I know this may not be the best way to implement a queue with heartbeat, but it seems like there should be something I can do to rescue a canister in this state. Current best idea is wait for the canister to run really low on cycles (at the freezing threshold) and then regain control of the canister.

Any other thoughts/ideas?

2 Likes

Upgrade the canister to remove the heartbeat function?

Tried it. Can’t upgrade the canister. Got this error:

error: code 5, message: "Canister 4fcza-biaaa-aaaah-abi4q-cai trapped explicitly: canister_pre_upgrade attempted with outstanding message callbacks (try stopping the canister before upgrade)"

Under “Canister Status”, the spec says this:

In all cases, calls to the management canister are processed, regardless of the state of the managed canister.

The management canister is the one that can install
code and perform upgrades.

1 Like

I guess using one way functions would have prevented this. That doesn’t help now though.

1 Like

Depending on the data involved, maybe you can reinstall instead of upgrade. You would lose all state though.

Not sure there’s much benefit to reinstalling over uninstalling other than I don’t remember if dfx has a command to uninstall.

Yeah, we really need to preserve state, so hoping to not have to uninstall/reinstall

What’s the nature of the failure with processing the queue? Does the queue live in another canister?

I’m wondering if you can upgrade that instead to address the problem from that side.

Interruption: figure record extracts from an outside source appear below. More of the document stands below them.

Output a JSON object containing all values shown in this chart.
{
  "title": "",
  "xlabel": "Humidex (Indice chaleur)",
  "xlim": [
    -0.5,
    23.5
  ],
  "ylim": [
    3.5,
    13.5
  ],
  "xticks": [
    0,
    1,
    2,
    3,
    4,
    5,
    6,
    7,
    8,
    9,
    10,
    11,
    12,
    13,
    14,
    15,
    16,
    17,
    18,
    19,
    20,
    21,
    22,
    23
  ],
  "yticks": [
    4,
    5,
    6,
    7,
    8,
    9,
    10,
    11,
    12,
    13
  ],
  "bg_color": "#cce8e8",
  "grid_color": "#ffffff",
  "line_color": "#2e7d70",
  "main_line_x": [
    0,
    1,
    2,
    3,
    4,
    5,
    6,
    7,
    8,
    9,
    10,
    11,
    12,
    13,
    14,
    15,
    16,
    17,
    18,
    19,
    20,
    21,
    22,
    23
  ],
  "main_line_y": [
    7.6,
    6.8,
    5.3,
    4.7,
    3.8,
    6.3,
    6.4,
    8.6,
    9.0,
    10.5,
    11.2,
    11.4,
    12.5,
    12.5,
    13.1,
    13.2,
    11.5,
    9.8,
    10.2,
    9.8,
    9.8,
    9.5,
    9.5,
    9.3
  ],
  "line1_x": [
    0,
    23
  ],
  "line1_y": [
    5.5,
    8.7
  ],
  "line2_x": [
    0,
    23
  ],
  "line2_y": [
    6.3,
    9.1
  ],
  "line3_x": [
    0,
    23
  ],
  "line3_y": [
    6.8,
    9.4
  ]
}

Queue lives on the same canister, so can’t upgrade on that side either

Does canister_pre_upgrade here only mean there’s a pre_upgrade function defined in your code?

If so, what happens if you remove both that and the heartbeat function and then try to upgrade using that?

1 Like

If that doesn’t work, you should be able to downgrade the Motoko compiler to a version before this pull request and recompile your canister using that.

When you upgrade again you won’t get the canister_pre_upgrade error.

3 Likes

If downgrading is problematic you should be able to remove the relevant lines of code and build the Motoko compiler yourself.

I could do that and send you a build if you can tell me which version you’re using.

I’d also need to know some info on your system architecture. I’m on an M1 MacBook Pro so a similar device would be the most convenient. I also have a Linux VM that I can probably use if necessary.

Let me ping folks internally to see if anyone has any other ideas

Seems to me it is better if the heartbeat stops waking up as soon as the canister is put into the stopping mode.

1 Like

Hey Paul, I’m working with Bob through this issue. The canister is controlled by my default identity on dfx.

Also, I have a M1, but mine is a MacBook Air 2022, running dfx 0.9.3. Any clue on how to re-build the motoko compiler and use it instead of my current compiler?

Your help is much appreciated.

It required some non-trivial tweaks but I did a custom build of Motoko recently using a variation of the branch linked here: nix-shell failure · Issue #3041 · dfinity/motoko · GitHub

I should easily be able to do a build of 0.9.3 that removes the trap in the pre upgrade hook based on that. You’d be trusting that I’m not doing anything malicious in a build I send you though.

If you want to try it yourself and you’re familiar with nix, using GitHub - ninegua/ic-nix: Build Internet Computer projects with Nix might be easier. Then it would be a case of following the instructions here: motoko/Building.md at master · dfinity/motoko · GitHub

The pre-upgrade hook gets run on the module that is already running in the canister. only the post-upgrade hook is called on the new module. There is no way to upgrade the canister if the pre-upgrade hook fails. The motoko code that traps is in the pre-upgrade hook. the only way to upgrade that canister (without reinstalling or uninstalling) is to stop all the pending callbacks. If the heartbeat keeps waking up when the canister is stopping that seems like a bug to me.

3 Likes

That would make sense.

In that case the only way to address this might be to propose a change to the way heartbeat works and wait for that to land.

1 Like

In any case, I think the following error message should be reformatted to avoid this issue in the future:

Error: The Replica returned an error: code 5, message: "Canister <canister_id> trapped explicitly: canister_pre_upgrade attempted with outstanding message callbacks (try stopping the canister before upgrade)"

Maybe include a clause to not try the stop the canister if the user is using heartbeat in the current state?